Le rôle du secrétariat permanent a été resserré autour des missions suivantes : (i) déployer la base de données et système d’information sur les investissements ; (ii) appuyer les ministères sectoriels notamment dans l’élaboration et le suivi de stratégies et plans d’actions sectoriels ; (iii) assurer la communication institutionnelle  vis-à-vis des parties prenantes au RCPCA et appuyer le Ministère de la communication dans ses fonctions; (iii) le suivi-évaluation des projets et activités du RCPCA ; (iv) assurer le transfert de compétences  des tâches du secrétariat au ministère de l’économie, du plan et de la coopération.

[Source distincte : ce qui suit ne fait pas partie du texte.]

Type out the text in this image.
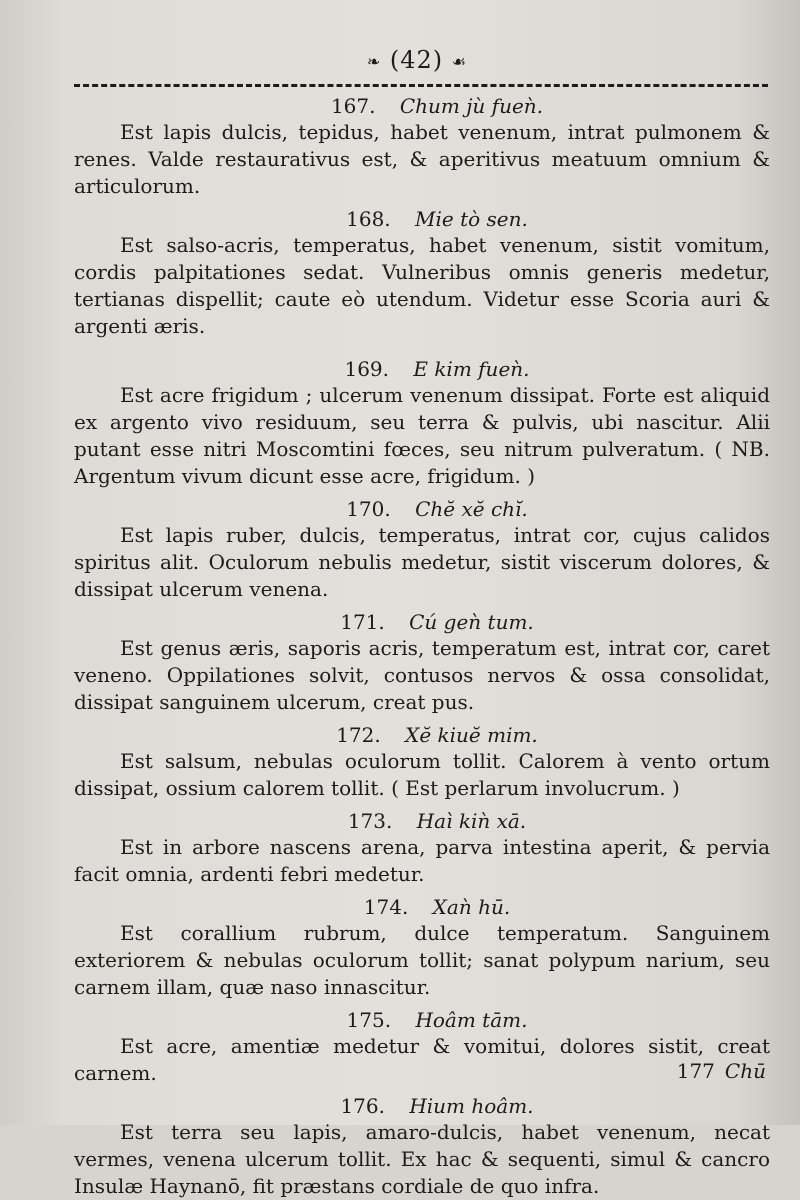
❧ (42) ☙
167. Chum jù fueǹ.
Est lapis dulcis, tepidus, habet venenum, intrat pulmonem & renes. Valde restaurativus est, & aperitivus meatuum omnium & articulorum.
168. Mie tò sen.
Est salso-acris, temperatus, habet venenum, sistit vomitum, cordis palpitationes sedat. Vulneribus omnis generis medetur, tertianas dispellit; caute eò utendum. Videtur esse Scoria auri & argenti æris.
169. E kim fueǹ.
Est acre frigidum ; ulcerum venenum dissipat. Forte est aliquid ex argento vivo residuum, seu terra & pulvis, ubi nascitur. Alii putant esse nitri Moscomtini fœces, seu nitrum pulveratum. ( NB. Argentum vivum dicunt esse acre, frigidum. )
170. Chĕ xĕ chĭ.
Est lapis ruber, dulcis, temperatus, intrat cor, cujus calidos spiritus alit. Oculorum nebulis medetur, sistit viscerum dolores, & dissipat ulcerum venena.
171. Cú geǹ tum.
Est genus æris, saporis acris, temperatum est, intrat cor, caret veneno. Oppilationes solvit, contusos nervos & ossa consolidat, dissipat sanguinem ulcerum, creat pus.
172. Xĕ kiuĕ mim.
Est salsum, nebulas oculorum tollit. Calorem à vento ortum dissipat, ossium calorem tollit. ( Est perlarum involucrum. )
173. Haì kiǹ xā.
Est in arbore nascens arena, parva intestina aperit, & pervia facit omnia, ardenti febri medetur.
174. Xaǹ hū.
Est corallium rubrum, dulce temperatum. Sanguinem exteriorem & nebulas oculorum tollit; sanat polypum narium, seu carnem illam, quæ naso innascitur.
175. Hoâm tām.
Est acre, amentiæ medetur & vomitui, dolores sistit, creat carnem.
176. Hium hoâm.
Est terra seu lapis, amaro-dulcis, habet venenum, necat vermes, venena ulcerum tollit. Ex hac & sequenti, simul & cancro Insulæ Haynanō, fit præstans cordiale de quo infra.
177 Chū
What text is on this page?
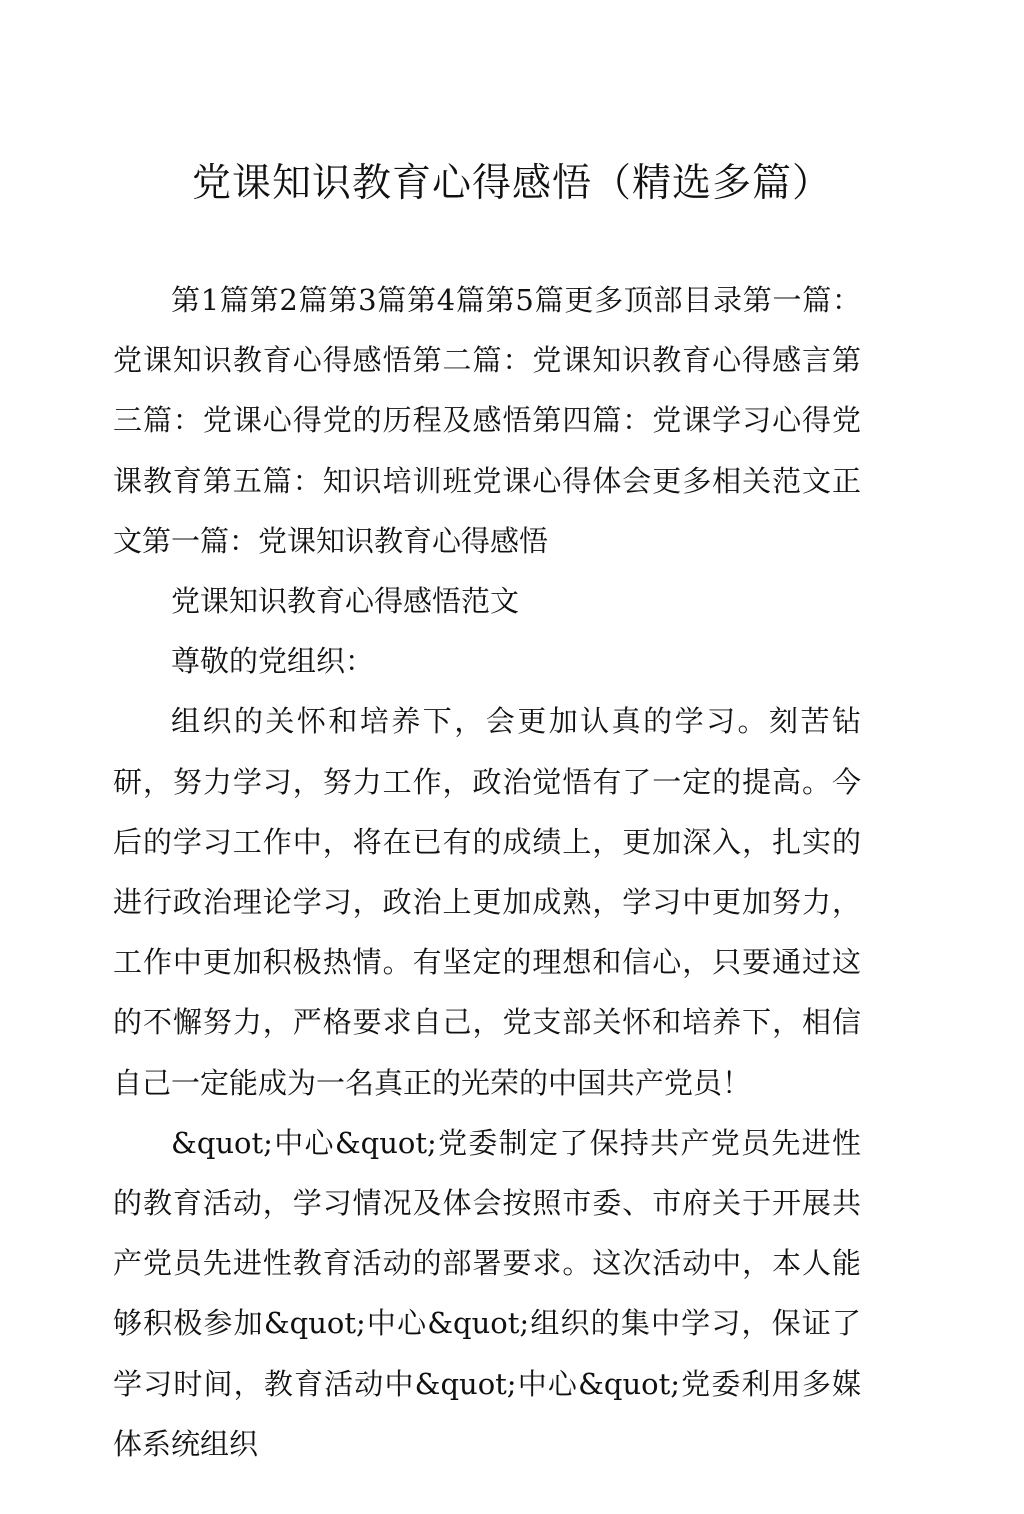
党课知识教育心得感悟（精选多篇）

第1篇第2篇第3篇第4篇第5篇更多顶部目录第一篇：党课知识教育心得感悟第二篇：党课知识教育心得感言第三篇：党课心得党的历程及感悟第四篇：党课学习心得党课教育第五篇：知识培训班党课心得体会更多相关范文正文第一篇：党课知识教育心得感悟

党课知识教育心得感悟范文

尊敬的党组织：

组织的关怀和培养下，会更加认真的学习。刻苦钻研，努力学习，努力工作，政治觉悟有了一定的提高。今后的学习工作中，将在已有的成绩上，更加深入，扎实的进行政治理论学习，政治上更加成熟，学习中更加努力，工作中更加积极热情。有坚定的理想和信心，只要通过这的不懈努力，严格要求自己，党支部关怀和培养下，相信自己一定能成为一名真正的光荣的中国共产党员！

&quot;中心&quot;党委制定了保持共产党员先进性的教育活动，学习情况及体会按照市委、市府关于开展共产党员先进性教育活动的部署要求。这次活动中，本人能够积极参加&quot;中心&quot;组织的集中学习，保证了学习时间，教育活动中&quot;中心&quot;党委利用多媒体系统组织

Dans ce cadre, le CDC a acté la nécessité de créer trois postes d’assistance technique pour renforcer le secrétariat du CEM et contribuer à améliorer l’efficacité de la coopération dans le pays, relative (i) à la coordination sectorielle et au suivi de l’aide, (ii) à l’analyse et au suivi de la base de données et de la mise en œuvre des projets, (iii) à la mise en œuvre des projets spécifiques relatifs à l’Accord politique pour la paix et la réconciliation (APPR).

 

Profil souhaité

Le candidat recherché devrait disposer de :

  • Un niveau d’étude de BAC+4 au moins en Sciences sociales, Economie, Statistiques, ou informatique appliquée à la gestion ;
  • Une expérience de plus de 10 ans en gestion et analyse de données de systèmes de suivi-évaluation des stratégies, plans, programmes et projets de développement ;
  • Une expérience avérée en matière de gestion, et si possible de développement, de base de données utilisée dans la planification du développement est un atout important ;
  • Une aptitude à présenter en français des analyses concises et des rapports de suivi et d’évaluation à destination des PTF et du public;
  • Une bonne maîtrise de l’anglais serait un atout ;
  • Expérience en développement de partenariats et mobilisation des ressources ;
  • Une connaissance de la RCA est un avantage.

L’AT devra favoriser le travail d’équipe et la communication au sein de l’unité en charge de la gestion de la base des données ;

Il/elle devra pouvoir être force de propositions pour accompagner la modernisation des administrations centrafricaines.

Informations complémentaires

Prise de fonction le plus rapidement possible

Date limite de candidature : 29/03/2020 23:59

Expertise France est l’agence publique de conception et de mise en œuvre de projets internationaux de coopération technique. L’agence intervient autour de quatre axes prioritaires :

  • gouvernance démocratique, économique et financière ;
  • paix, stabilité et sécurité ;
  • climat, agriculture et développement durable ;
  • santé et développement humain.

Dans ces domaines, Expertise France assure des missions d’ingénierie et de mise en œuvre de projets de renforcement des capacités, mobilise de l’expertise technique et joue un rôle d’ensemblier de projets faisant intervenir de l’expertise publique et des savoir-faire privés.